Actually let's do a test. Mount the gun in the lead sled. Aim in at the target. Adjust the parallax until you can move your head left right up down and the crosshairs stay on target. Now without touching the knobs get your wife to do same and see if it is still on target for her
 
One thing that comes to mind is, if the rifle is not perfectly plumb (vertical with the scope's crosshairs vertical and well-aligned), that will make some difference in POI. I realize it is not much, however, the further you shoot, the more error it will be! Also, the height of the scope from the center of the bore plays into this equation.

I know I like my scopes set up perfectly in line with the rifle when the rifle is essentially perfectly straight (level, plumb, etc).

When I look through some people's scope-rifle setups, I am amazed that some people can have the scope canted as much as several degrees (out of 360)! :barf: I wonder to myself, do they hold the rifle crooked so the scope hairs appear perfectly in-line or do they hold the rifle the way it "feels right" to them and that ends up being several degrees crooked with the crosshairs in-line!

Either way, it has to make a difference in POI at, say, 100 yards and greater!:uhoh:
 
I was just out sighting in a scope I changed on my .204 semi. Just can't leave well enough alone.
My wife and I will go out in a few minutes and run that test. We'll use the Savage Model 12. Heck with the NF scope on it the weight is 13.5 lbs and there is little chance for operator error on that rifle. Sled is already out sitting on my shooting table.
I will report back.....
 
Assuming a laboratory shooting environment of STP with no wind, an ammo lot of 0 SD in velocity and pressure, and a barrel that does not wear (so a whole lot of theoretical stuff) there should be precisely one "zero" for a given optic and weapon. The true optical center of the lens (assuming it perfectly matches the center of a given reticle), after adjustment coincide with the bullet impact at a given range generating a POA/POI "zero."
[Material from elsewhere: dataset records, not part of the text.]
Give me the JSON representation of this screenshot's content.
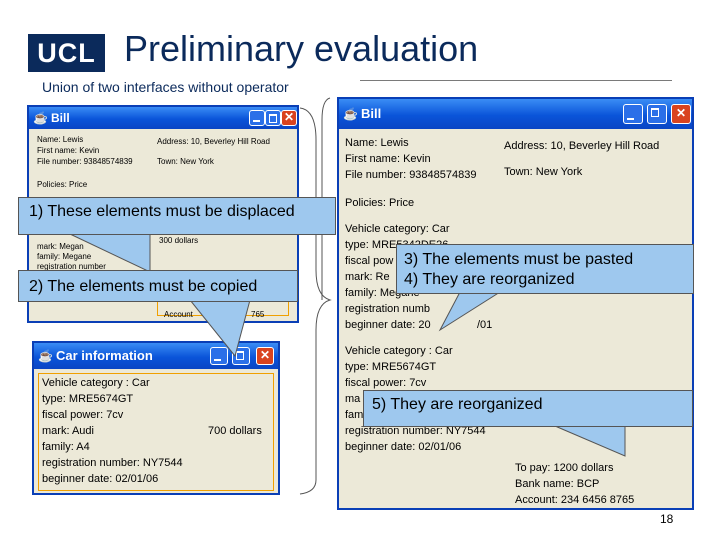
{
  "slide": {
    "logo": "UCL",
    "title": "Preliminary evaluation",
    "subtitle": "Union of two interfaces without operator",
    "number": "18"
  },
  "left_bill": {
    "title": "Bill",
    "name": "Name: Lewis",
    "first_name": "First name: Kevin",
    "file_number": "File number: 93848574839",
    "address": "Address:  10, Beverley Hill Road",
    "town": "Town: New York",
    "policies": "Policies: Price",
    "mark": "mark: Megan",
    "family": "family: Megane",
    "registration": "registration number",
    "amount": "300 dollars",
    "account": "Account",
    "account_end": "765"
  },
  "car_info": {
    "title": "Car information",
    "vehicle_category": "Vehicle category : Car",
    "type": "type: MRE5674GT",
    "fiscal_power": "fiscal power: 7cv",
    "mark": "mark: Audi",
    "amount": "700 dollars",
    "family": "family: A4",
    "registration": "registration number: NY7544",
    "beginner_date": "beginner date: 02/01/06"
  },
  "right_bill": {
    "title": "Bill",
    "name": "Name: Lewis",
    "first_name": "First name: Kevin",
    "file_number": "File number: 93848574839",
    "address": "Address:  10, Beverley Hill Road",
    "town": "Town: New York",
    "policies": "Policies: Price",
    "vehicle1": {
      "category": "Vehicle category: Car",
      "type": "type: MRE5342DE26",
      "fiscal": "fiscal pow",
      "mark": "mark: Re",
      "family": "family: Megane",
      "registration": "registration numb",
      "beginner_date": "beginner date: 20",
      "beginner_date_end": "/01"
    },
    "vehicle2": {
      "category": "Vehicle category : Car",
      "type": "type: MRE5674GT",
      "fiscal": "fiscal power: 7cv",
      "mark": "ma",
      "family": "fam",
      "registration": "registration number: NY7544",
      "beginner_date": "beginner date: 02/01/06"
    },
    "to_pay": "To pay: 1200 dollars",
    "bank_name": "Bank name: BCP",
    "account": "Account: 234 6456 8765"
  },
  "callouts": {
    "c1": "1) These elements must be displaced",
    "c2": "2) The elements must be copied",
    "c3": "3) The elements must be pasted",
    "c4": "4) They are reorganized",
    "c5": "5) They are reorganized"
  },
  "colors": {
    "titlebar": "#0a54d9",
    "window_bg": "#ece9d8",
    "callout_bg": "#9ec8ee",
    "ucl_navy": "#0b2a5b"
  },
  "icons": [
    "app-icon",
    "minimize-icon",
    "maximize-icon",
    "close-icon"
  ]
}
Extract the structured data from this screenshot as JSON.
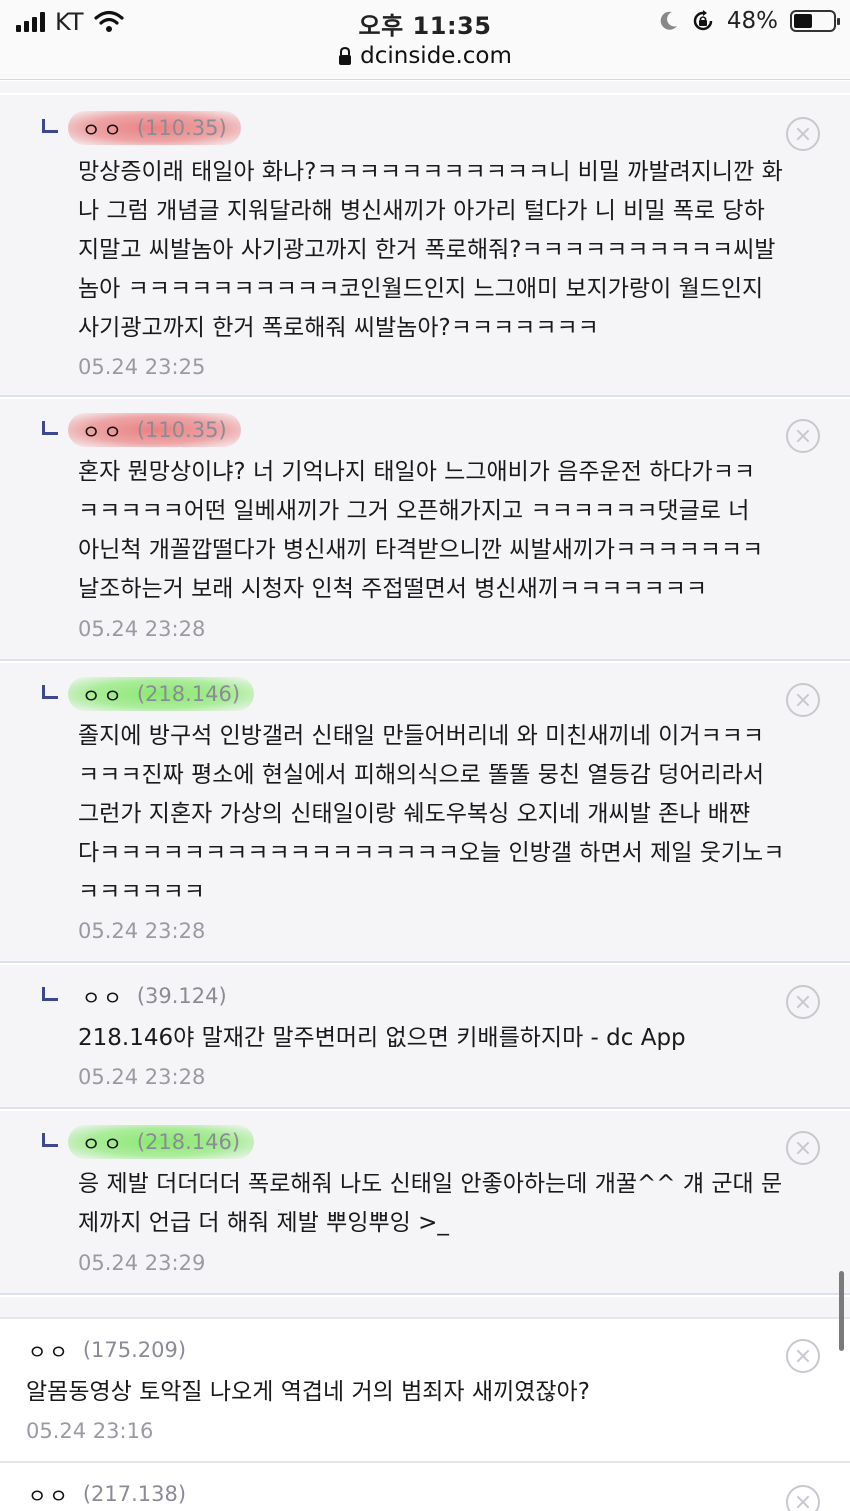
{
  "status_bar": {
    "carrier": "KT",
    "time": "오후 11:35",
    "url": "dcinside.com",
    "battery": "48%",
    "battery_level": 0.48,
    "icons": [
      "signal-icon",
      "wifi-icon",
      "lock-icon",
      "moon-icon",
      "rotation-lock-icon",
      "battery-icon"
    ]
  },
  "comments": [
    {
      "nick": "ㅇㅇ",
      "ip": "(110.35)",
      "highlight": "red",
      "lines": [
        "망상증이래 태일아 화나?ㅋㅋㅋㅋㅋㅋㅋㅋㅋㅋㅋ니 비밀 까발려지니깐 화",
        "나 그럼 개념글 지워달라해 병신새끼가 아가리 털다가 니 비밀 폭로 당하",
        "지말고 씨발놈아 사기광고까지 한거 폭로해줘?ㅋㅋㅋㅋㅋㅋㅋㅋㅋㅋ씨발",
        "놈아 ㅋㅋㅋㅋㅋㅋㅋㅋㅋㅋ코인월드인지 느그애미 보지가랑이 월드인지",
        "사기광고까지 한거 폭로해줘 씨발놈아?ㅋㅋㅋㅋㅋㅋㅋ"
      ],
      "date": "05.24 23:25"
    },
    {
      "nick": "ㅇㅇ",
      "ip": "(110.35)",
      "highlight": "red",
      "lines": [
        "혼자 뭔망상이냐? 너 기억나지 태일아 느그애비가 음주운전 하다가ㅋㅋ",
        "ㅋㅋㅋㅋㅋ어떤 일베새끼가 그거 오픈해가지고 ㅋㅋㅋㅋㅋㅋ댓글로 너",
        "아닌척 개꼴깝떨다가 병신새끼 타격받으니깐 씨발새끼가ㅋㅋㅋㅋㅋㅋㅋ",
        "날조하는거 보래 시청자 인척 주접떨면서 병신새끼ㅋㅋㅋㅋㅋㅋㅋ"
      ],
      "date": "05.24 23:28"
    },
    {
      "nick": "ㅇㅇ",
      "ip": "(218.146)",
      "highlight": "green",
      "lines": [
        "졸지에 방구석 인방갤러 신태일 만들어버리네 와 미친새끼네 이거ㅋㅋㅋ",
        "ㅋㅋㅋ진짜 평소에 현실에서 피해의식으로 똘똘 뭉친 열등감 덩어리라서",
        "그런가 지혼자 가상의 신태일이랑 쉐도우복싱 오지네 개씨발 존나 배쨘",
        "다ㅋㅋㅋㅋㅋㅋㅋㅋㅋㅋㅋㅋㅋㅋㅋㅋㅋ오늘 인방갤 하면서 제일 웃기노ㅋ",
        "ㅋㅋㅋㅋㅋㅋ"
      ],
      "date": "05.24 23:28"
    },
    {
      "nick": "ㅇㅇ",
      "ip": "(39.124)",
      "highlight": "none",
      "lines": [
        "218.146야 말재간 말주변머리 없으면 키배를하지마 - dc App"
      ],
      "date": "05.24 23:28"
    },
    {
      "nick": "ㅇㅇ",
      "ip": "(218.146)",
      "highlight": "green",
      "lines": [
        "응 제발 더더더더 폭로해줘 나도 신태일 안좋아하는데 개꿀^^ 걔 군대 문",
        "제까지 언급 더 해줘 제발 뿌잉뿌잉 >_"
      ],
      "date": "05.24 23:29"
    },
    {
      "nick": "ㅇㅇ",
      "ip": "(175.209)",
      "highlight": "none",
      "lines": [
        "알몸동영상 토악질 나오게 역겹네 거의 범죄자 새끼였잖아?"
      ],
      "date": "05.24 23:16"
    },
    {
      "nick": "ㅇㅇ",
      "ip": "(217.138)",
      "highlight": "none",
      "lines": [],
      "date": ""
    }
  ]
}
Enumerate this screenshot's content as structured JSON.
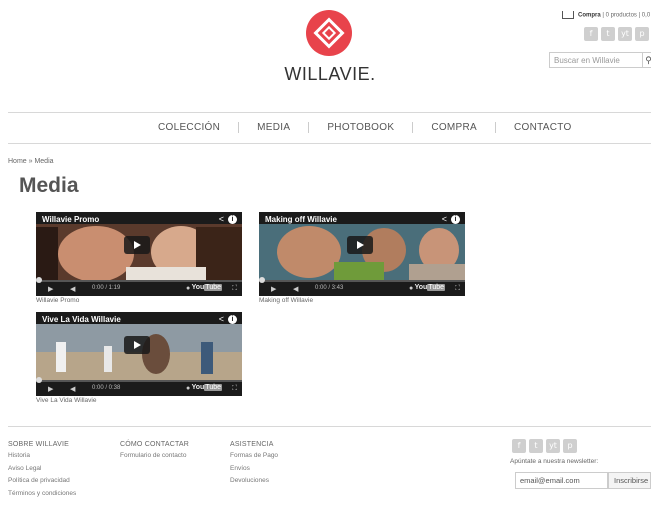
{
  "header": {
    "brand": "WILLAVIE.",
    "cart_label": "Compra",
    "cart_info": " | 0 productos | 0,0",
    "social": [
      "f",
      "t",
      "yt",
      "p"
    ],
    "search_placeholder": "Buscar en Willavie",
    "search_icon": "magnifier-icon"
  },
  "nav": {
    "items": [
      "COLECCIÓN",
      "MEDIA",
      "PHOTOBOOK",
      "COMPRA",
      "CONTACTO"
    ]
  },
  "breadcrumb": "Home » Media",
  "page_title": "Media",
  "videos": [
    {
      "title": "Willavie Promo",
      "time": "0:00 / 1:19",
      "caption": "Willavie Promo"
    },
    {
      "title": "Making off Willavie",
      "time": "0:00 / 3:43",
      "caption": "Making off Willavie"
    },
    {
      "title": "Vive La Vida Willavie",
      "time": "0:00 / 0:38",
      "caption": "Vive La Vida Willavie"
    }
  ],
  "video_labels": {
    "youtube": "You",
    "youtube_tube": "Tube"
  },
  "footer": {
    "col1": {
      "heading": "SOBRE WILLAVIE",
      "links": [
        "Historia",
        "Aviso Legal",
        "Política de privacidad",
        "Términos y condiciones"
      ]
    },
    "col2": {
      "heading": "CÓMO CONTACTAR",
      "links": [
        "Formulario de contacto"
      ]
    },
    "col3": {
      "heading": "ASISTENCIA",
      "links": [
        "Formas de Pago",
        "Envíos",
        "Devoluciones"
      ]
    },
    "newsletter_label": "Apúntate a nuestra newsletter:",
    "email_value": "email@email.com",
    "subscribe_label": "Inscribirse"
  },
  "colors": {
    "brand_red": "#e8434b",
    "text": "#444444",
    "rule": "#d8d8d8"
  }
}
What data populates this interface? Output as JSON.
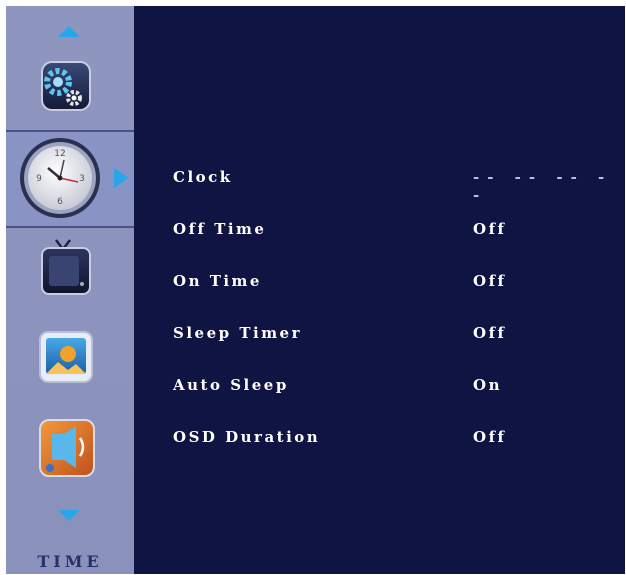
{
  "sidebar": {
    "section_label": "TIME",
    "icons": [
      {
        "name": "settings-gear-icon"
      },
      {
        "name": "clock-icon",
        "selected": true
      },
      {
        "name": "tv-icon"
      },
      {
        "name": "picture-icon"
      },
      {
        "name": "audio-icon"
      }
    ]
  },
  "menu": {
    "items": [
      {
        "label": "Clock",
        "value": "-- -- -- --"
      },
      {
        "label": "Off Time",
        "value": "Off"
      },
      {
        "label": "On Time",
        "value": "Off"
      },
      {
        "label": "Sleep Timer",
        "value": "Off"
      },
      {
        "label": "Auto Sleep",
        "value": "On"
      },
      {
        "label": "OSD Duration",
        "value": "Off"
      }
    ]
  },
  "colors": {
    "background": "#0f1442",
    "sidebar": "#8a92bc",
    "accent": "#27a7ea",
    "text": "#ffffff"
  }
}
Assuming that the human eyeball used to "zero" the weapon is placed directly in the center of the optical path, any other eyeball that is placed in the center of the optical path will have the same bullet strike as the original. However if the original eyeball was not centered in the optical path, then it's just a guessing game where the bullet strike will be for any following shooter who may or may not be centered in the optical path. Now the degree of error of the original eyeball, and any following shooters can range from minuscule (well below the capabilities of the rifle, ammo, and shooter) to excessive (very noticeable shift in "zero's").

The best way to ensure a usable zero for most shooters is to exercise good fundamentals in terms of stock placement, eye relief, etc. and ensure follow on shooters do the same.
 
Jenrick,
Wow, you very succinctly enumerated the multiple variables. Thanks for the input. Now if I can just get my wife out of her garden (about 3 acres) we can go run some tests.
I do sincerely appreciate everyone's comments on this thread.
Thank you and please keep the personal experiences and observations coming.

Taliv: I found the web site. That is some cool stuff. Do they let old men play?